Life’s a Bitch and Then You Die

As we (you) celebrate this stupid Hallmark holiday I’d like to take a moment and reflect on the wisest advice my mother ever gave me. (To be fair, it was about the only advice she ever gave me, aside from “just ignore them” which I have managed to apply to SO many different areas of my life, and not just when people are being shitty to me.) I was 5 or 6 years old, having a mental breakdown over something that would make sense to a 5 or 6 year old me – a toy she refused to buy? Picked me up from a friend’s house even though I’d clearly stated I wanted to stay longer? No ice cream even though we were eating in an hour? Whatever the grave injustice this woman was imparting to me, we were walking briskly (she was dragging me, whinging and whining) across the street in our small New Jersey town and I was screaming (I’m sure of it) every child’s refrain: IT’S! NOT! FAAAIIIR!

And while my mother marched ahead, ignoring my shrill cries and pleas for…whatever it was that I wanted, she said to me, without even casting so much as a glance at my freckled, red, tear-stained face, “Well, life’s a bitch and then you die.”

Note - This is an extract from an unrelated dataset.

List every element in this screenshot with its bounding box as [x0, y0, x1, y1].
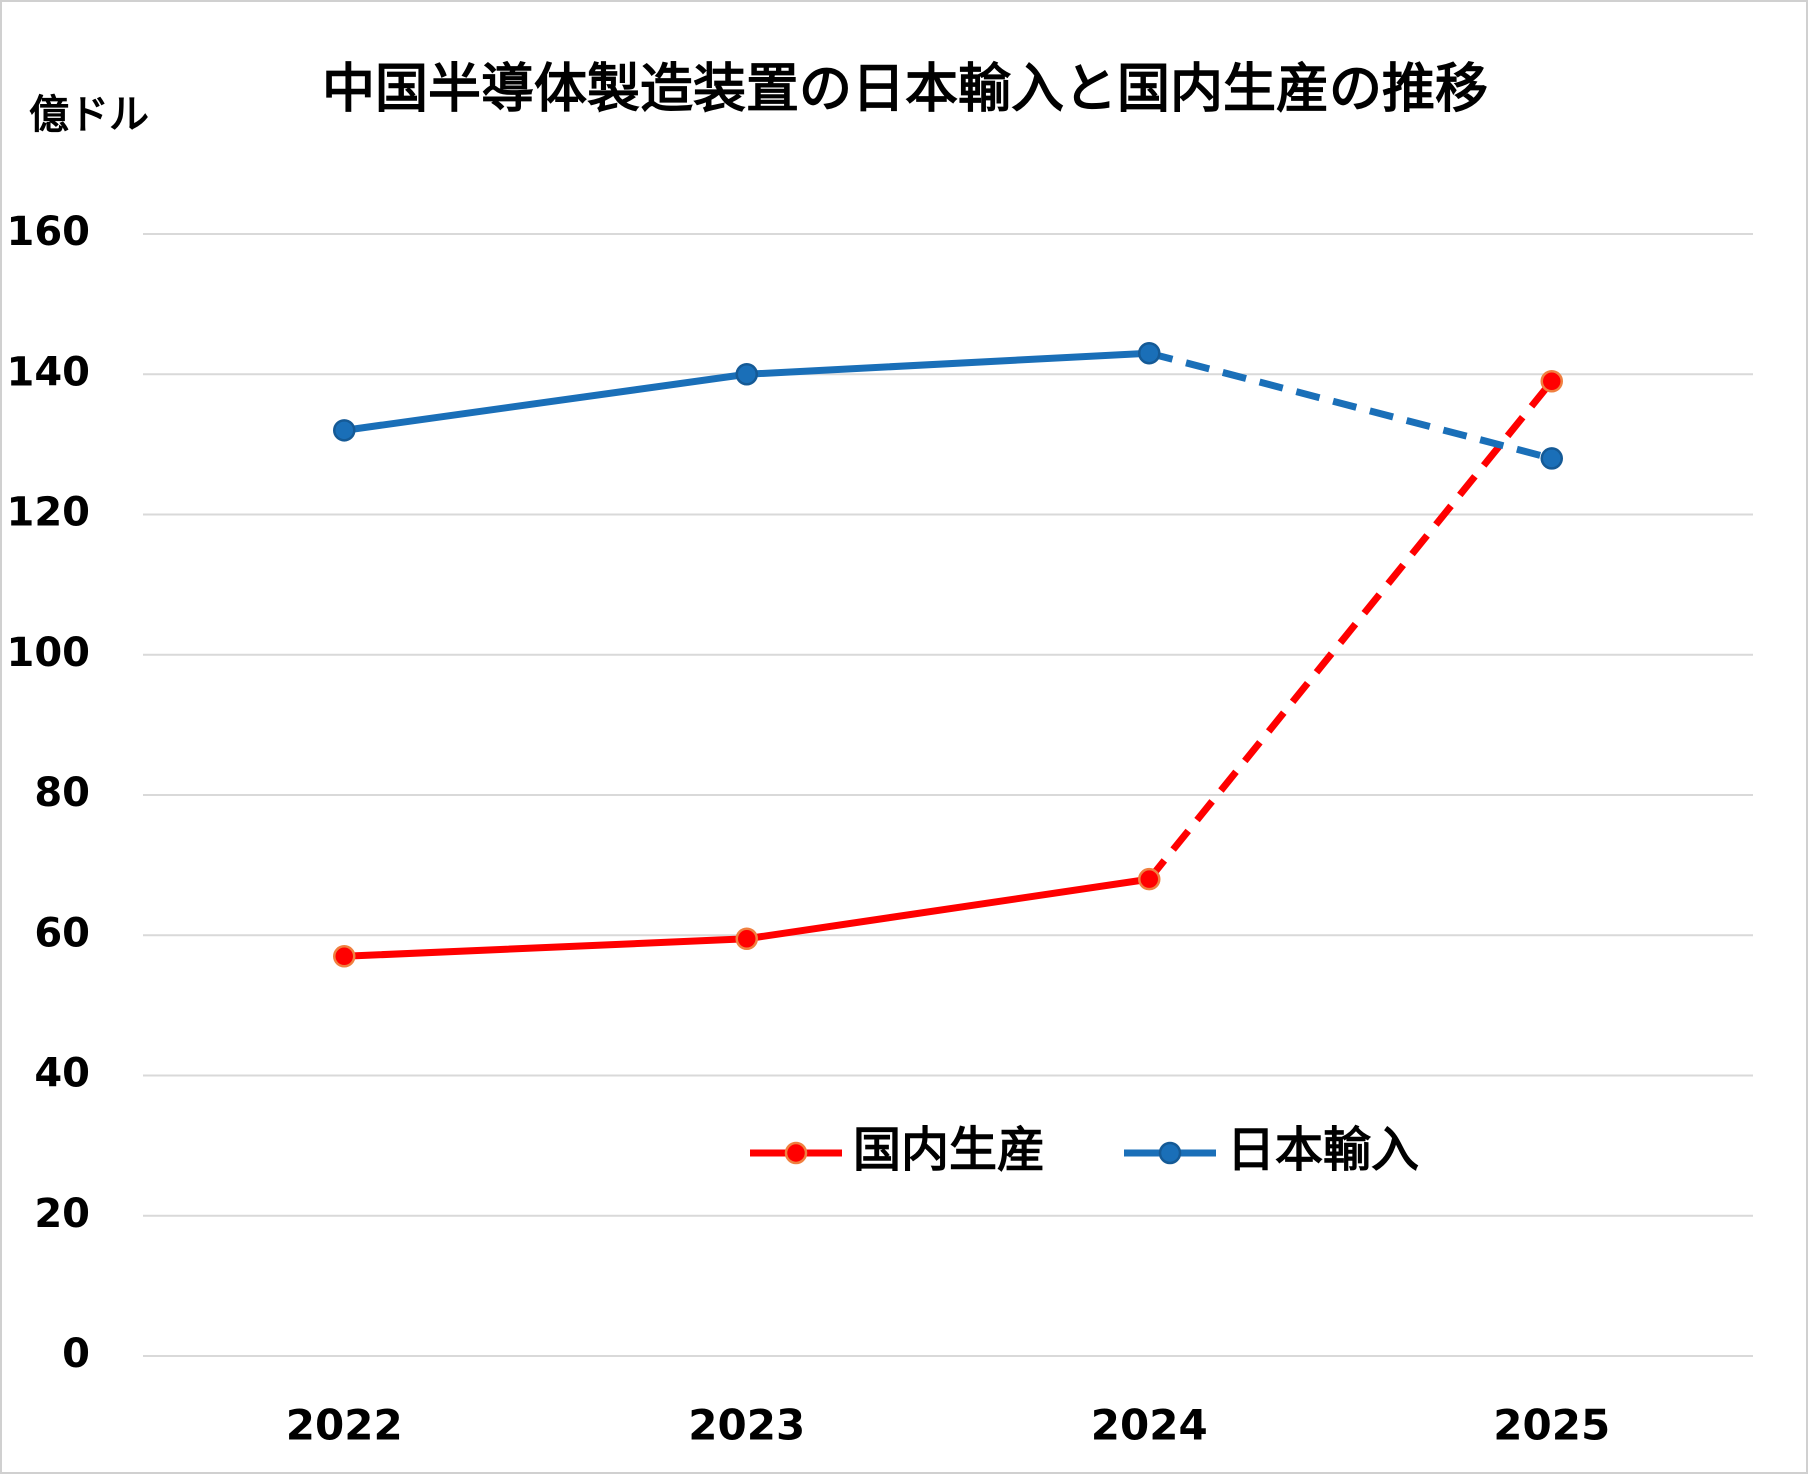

My mother, I must explain, is not a monster. She was no Joan Crawford, railing about wire hangers; she wasn’t even as brash as Sophia Petrillo telling Dorothy what a loser she was. She just doesn’t have time for your shit. If I came home crying because kids were mean to me in school, she’d roll her eyes and tell me to ignore it. At 11, I got my period at the most inopportune time, while we were on vacation in Mexico, and my mom didn’t make a DEAL out it, she just went to the store and got me some tampons and assumed (somewhat incorrectly) that I’d figure them out (that’s another story for another time and I did figure the tampons out but like a year later.) When I told her I was pregnant at the age of 24 by a…less than stellar man, she asked, several times, if I was sure I wanted to keep it and made no bones about her disappointment in me. Mom never made me feel unloved – I got hugs and kisses and “we’re so proud!” when I did something to make them proud (fewer and fewer things as I got older BUT I DIGRESS) (and she loves her grandson!! A lot!) But she’s pragmatic and you have to respect that about a person.

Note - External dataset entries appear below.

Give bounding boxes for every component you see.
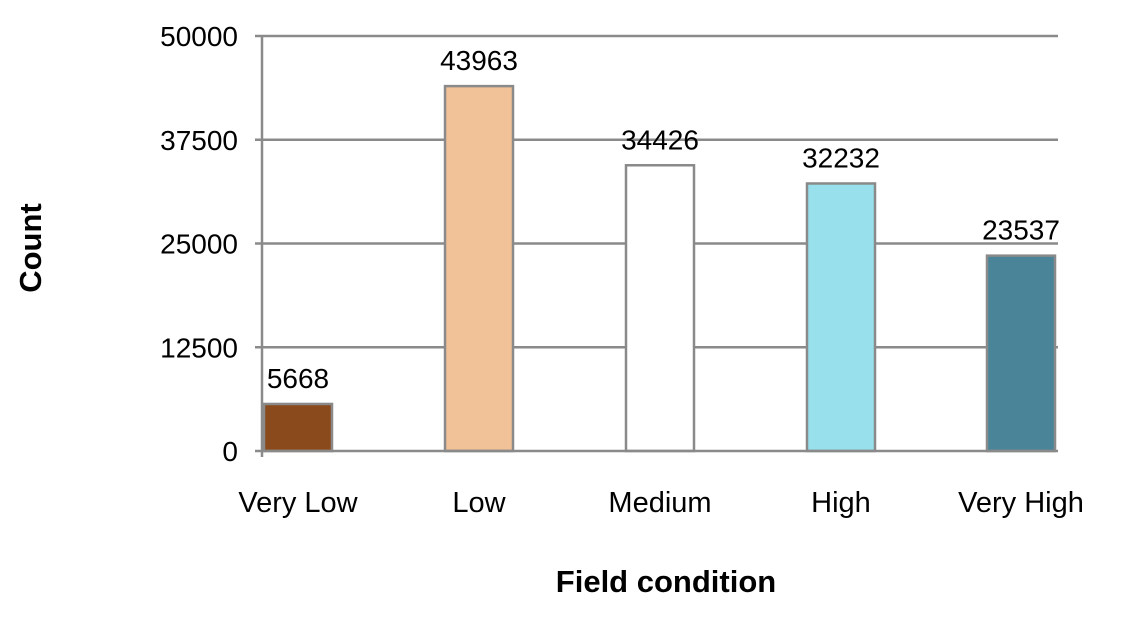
data-label: 5668: [267, 363, 329, 394]
bar-very-high: [985, 254, 1057, 453]
x-category-label: High: [811, 487, 871, 519]
x-category-label: Low: [452, 487, 506, 519]
y-axis-ticks: 0 12500 25000 37500 50000: [160, 21, 262, 467]
x-axis-title: Field condition: [556, 564, 776, 599]
data-label: 34426: [621, 124, 699, 155]
y-tick-label: 0: [222, 436, 238, 467]
data-label: 43963: [440, 45, 518, 76]
x-axis-labels: Very Low Low Medium High Very High: [238, 487, 1084, 519]
x-category-label: Medium: [608, 487, 711, 519]
bar-high: [805, 182, 877, 453]
y-tick-label: 12500: [160, 332, 238, 363]
y-tick-label: 25000: [160, 229, 238, 260]
x-category-label: Very Low: [238, 487, 358, 519]
data-label: 32232: [802, 142, 880, 173]
bar-low: [443, 84, 515, 453]
x-category-label: Very High: [958, 487, 1084, 519]
bar-medium: [624, 164, 696, 453]
y-tick-label: 37500: [160, 125, 238, 156]
bar-very-low: [262, 402, 334, 453]
y-axis-title: Count: [13, 203, 48, 293]
y-tick-label: 50000: [160, 21, 238, 52]
bars: 5668 43963 34426 32232 23537: [262, 45, 1060, 453]
data-label: 23537: [982, 215, 1060, 246]
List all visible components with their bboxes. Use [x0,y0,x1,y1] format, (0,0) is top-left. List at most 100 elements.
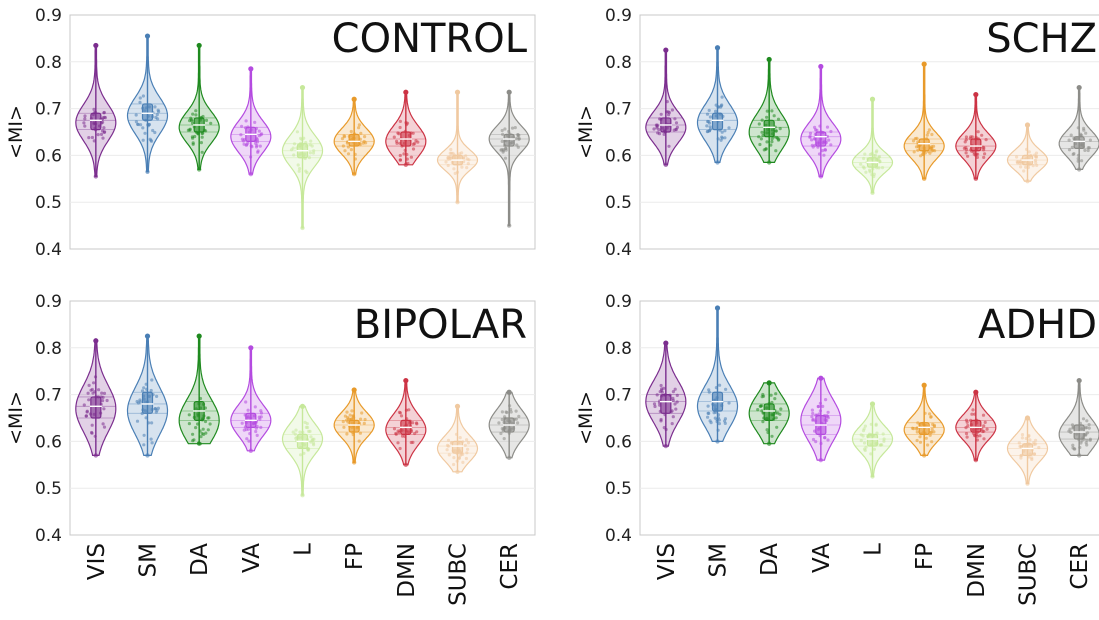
iqr-box [918,422,930,435]
data-point [90,423,94,427]
data-point [970,412,974,416]
violin-da [178,333,220,446]
data-point [105,398,109,403]
min-point [1025,178,1030,184]
x-tick-label: DMN [394,543,420,598]
min-point [145,169,150,174]
data-point [918,435,922,439]
data-point [513,126,517,130]
data-point [445,448,449,452]
data-point [1072,152,1076,156]
data-point [501,150,505,154]
data-point [765,115,769,119]
data-point [500,410,504,414]
violin-va [800,375,842,463]
y-tick-label: 0.9 [605,6,632,26]
data-point [411,147,416,151]
data-point [655,126,659,130]
panel-schz: 0.4 0.5 0.6 0.7 0.8 0.9 <MI> SCHZ [575,6,1099,260]
data-point [446,155,451,160]
data-point [826,410,830,414]
data-point [674,128,678,132]
data-point [340,137,345,141]
min-point [403,162,409,167]
data-point [931,148,935,152]
iqr-box [451,440,464,454]
data-point [346,145,350,149]
violin-sm [696,45,739,165]
data-point [915,136,919,140]
data-point [99,132,104,136]
data-point [708,125,712,129]
x-tick-label: SUBC [1016,543,1042,606]
data-point [254,141,258,145]
panel-title: ADHD [978,302,1097,348]
data-point [714,109,718,113]
data-point [810,138,814,142]
min-point [248,448,254,453]
iqr-box [1021,443,1034,457]
data-point [342,425,346,429]
data-point [101,422,105,426]
data-point [397,410,402,414]
data-point [191,141,195,145]
min-point [93,453,99,458]
data-point [1069,133,1073,137]
y-tick-label: 0.9 [35,6,62,26]
data-point [1081,417,1086,421]
data-point [134,113,138,117]
data-point [138,100,142,104]
data-point [446,163,450,168]
violin-subc [1006,415,1049,486]
data-point [1082,128,1086,132]
data-point [811,437,816,442]
data-point [465,166,469,170]
data-point [155,113,159,117]
data-point [102,126,106,130]
data-point [808,131,813,135]
data-point [1086,148,1090,153]
data-point [911,139,916,143]
max-point [818,375,824,381]
data-point [774,416,778,420]
data-point [457,456,461,461]
data-point [292,142,297,146]
data-point [303,420,307,424]
data-point [102,425,107,429]
data-point [667,144,671,148]
data-point [707,108,711,112]
data-point [868,170,872,174]
violin-cer [488,389,530,460]
panel-title: CONTROL [332,16,528,62]
data-point [971,408,975,412]
data-point [398,446,402,451]
data-point [516,133,520,137]
max-point [869,96,876,102]
y-tick-label: 0.4 [35,240,62,260]
data-point [770,400,774,405]
data-point [708,419,712,423]
data-point [510,126,515,130]
data-point [196,422,200,426]
data-point [517,414,521,418]
data-point [151,128,155,133]
data-point [466,441,470,445]
data-point [760,130,764,134]
iqr-box [503,133,515,147]
data-point [984,138,988,142]
data-point [157,110,161,114]
plot-frame [69,14,536,250]
data-point [345,432,349,436]
data-point [670,422,674,426]
y-tick-label: 0.7 [605,386,632,406]
data-point [1020,436,1024,440]
data-point [770,109,774,113]
iqr-box [918,138,930,152]
data-point [982,155,986,159]
data-point [1080,439,1084,443]
data-point [723,129,727,133]
data-point [717,418,721,422]
data-point [875,149,879,153]
plot-frame [639,300,1099,536]
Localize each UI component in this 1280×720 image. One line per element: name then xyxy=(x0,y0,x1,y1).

While I do think there’s something to be said about parenting with kindness, I think there’s a lot more to be said about teaching kids that shit’s not gonna go their way all the time. You can’t always have that toy, everyone isn’t always going to like you, 3 million more people voted for a viable candidate and we wind up with a bloated circus peanut as the leader of the free world instead, you can’t run around a restaurant because it’s dangerous AND rude…I could go on. We aren’t saints and we’re going to lose our tempers sometimes and when you’re up to your ass in unpaid bills with burnt dinner and on the verge of getting fired, maybe it’s now that your kid learns that he or she throwing a tantrum again because you refuse to buy them a new tablet is a BAD MOVE. Yes, your child matters, but SO DO YOU and it’s not the end of the world if you can’t or simply won’t provide for their WANTS.

Recently, my child (now 11 and how in the HELL has that happened) decided to try to pull a fast one on us. He failed, spectacularly and almost hilariously, but we found out and we doled out an nearly unthinkable punishment of one month sans screen time (which, he only gets to watch tv and play video games on weekends so…) in addition to your regular, run-of-the-mill grounding. He screamed, cried, slammed doors, the whole 9 yards. We explained it was his own fault, and we ALWAYS find out the truth in the end and while he stood there blubbering, trying to extract sympathy from this stone of a heart, I continued washing the dishes and said without glancing at his red, tear-stained face, “Well, life’s a bitch and then you die.”